Angry Son With Angry Partner
OK. My son is a high achiever. Very. Works in films, aged 27.
He veers from being loving, highly intelligent, incredibly entertaining and funny, and extremely loving with his wonderful partner who he is very lucky to have, to sudden unpredictable outbursts of rage, when frustrated in some way, usually petty.
Even his otherwise 100% positive work appraisal mentioned his anger issues. I have seen many examples of it since his teens but they are now mostly between him and his partner, who reacts with fury and long silences. This was played out in front of me and my husband this weekend when they were our guests.
Something in my head just clicked: it was the 'I've had enough' point. My father died just two months ago and had the same anger, and as I was his caregiver I had to experience it. The best way I dealt with it was by walking away, which I can't do with guests in my own house.
My mother put up with it all her life but it left her cowed. Both my father and my son have/had deeply loving relationships with their other halves. Anger was just their weak point.
But I can't take it any more. I got very upset, partly because it is very worrying to witness, as I don't know where it will lead them. I know that's up to them, and they have since said they do love each other very much, but I cannot cope with these furious episodes each time I see them.
I felt I had to tell my son I'd had enough of his anger, and it did cause me to cry.

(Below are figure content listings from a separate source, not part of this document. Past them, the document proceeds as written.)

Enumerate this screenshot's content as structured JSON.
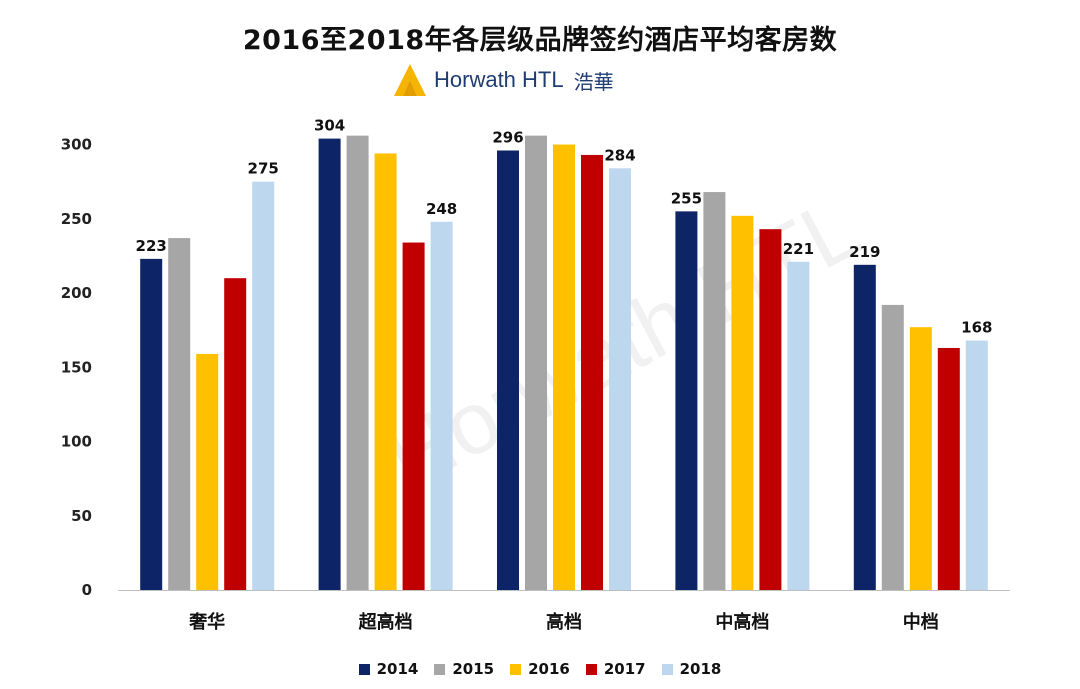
{
  "chart_data": {
    "type": "bar",
    "title": "2016至2018年各层级品牌签约酒店平均客房数",
    "categories": [
      "奢华",
      "超高档",
      "高档",
      "中高档",
      "中档"
    ],
    "yticks": [
      0,
      50,
      100,
      150,
      200,
      250,
      300
    ],
    "ylim": [
      0,
      330
    ],
    "grid": false,
    "legend_position": "bottom",
    "series": [
      {
        "name": "2014",
        "color": "#0d2566",
        "values": [
          223,
          304,
          296,
          255,
          219
        ],
        "labeled": true
      },
      {
        "name": "2015",
        "color": "#a6a6a6",
        "values": [
          237,
          306,
          306,
          268,
          192
        ],
        "labeled": false
      },
      {
        "name": "2016",
        "color": "#ffc000",
        "values": [
          159,
          294,
          300,
          252,
          177
        ],
        "labeled": false
      },
      {
        "name": "2017",
        "color": "#c00000",
        "values": [
          210,
          234,
          293,
          243,
          163
        ],
        "labeled": false
      },
      {
        "name": "2018",
        "color": "#bdd7ee",
        "values": [
          275,
          248,
          284,
          221,
          168
        ],
        "labeled": true
      }
    ]
  },
  "logo": {
    "brand": "Horwath HTL",
    "brand_cn": "浩華"
  },
  "watermark": "Horwath HTL"
}
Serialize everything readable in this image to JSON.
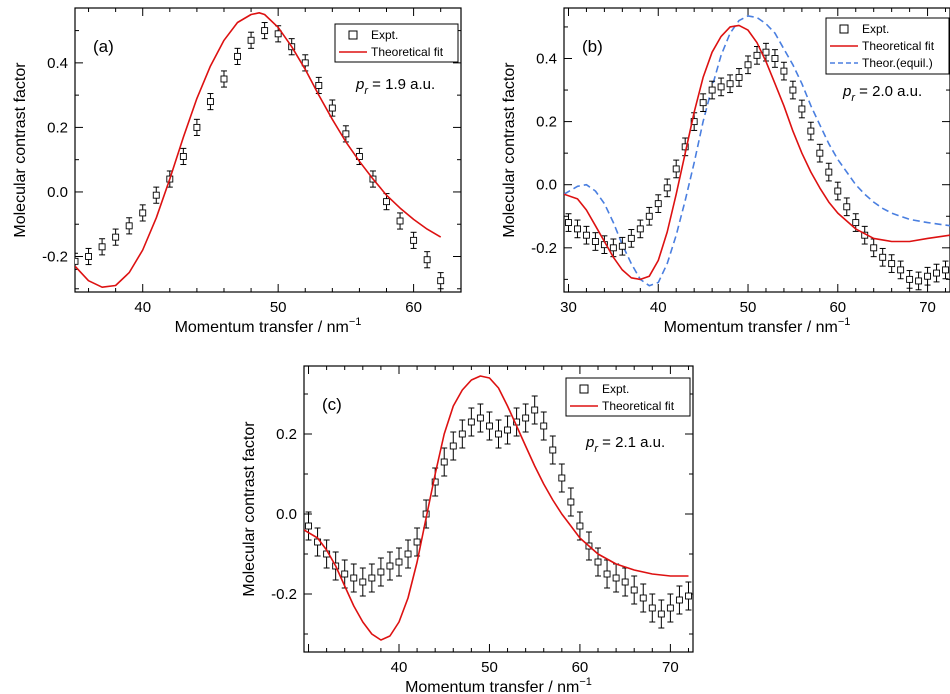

While first accusing me of the same thing, and of trying to control him (which is unjust), he did apologize, as he has before.
But I am becoming like my mother: cowed, depressed, loving my son but terrified of the next meeting, and a gulf has grown between us. I love him so deeply but feel I am either the butt of his anger or the witness to it, and I also love his partner and don't like to see her being abused like this.
I know he won't change and it has to be me, but how? Response from Dr. DeFoore
Hello Sue, and thanks for telling your story here. It is good that you have set your boundaries with your son's anger. With all you've been through with your father, and now your son, it makes perfect sense that you've had enough.
As difficult as it may be, the wisest, healthiest and most loving choice for you at this time is to "find a distance from which you can love" your son. What I mean is, limit your time with him as long as he displays anger in your presence. You will need a lot of distance if he continues to show his anger in front of you, but you can be closer to him if he manages it better.
I also suggest that you "tell your story." By that I mean to write about your history with your father and mother, in as much detail as you can. This is for your eyes only, by the way. Get clear in your mind what your mother's patterns were. When you can see that clearly, make up your mind to create and maintain healthy relationships with everyone in your life. Use these quotes on relationships
to help you with that.
Your focus needs to be on you, Sue. Let your son have his life and his anger, and you focus on yourself, your healing and your happiness. You may want to tell him that if he's going to express his anger in that way, he will have to do it somewhere else--not in your house or around you. And then you'll need to follow through with that, so that your words are not empty.
Believe in yourself and take care of yourself. You're the only one who can do that.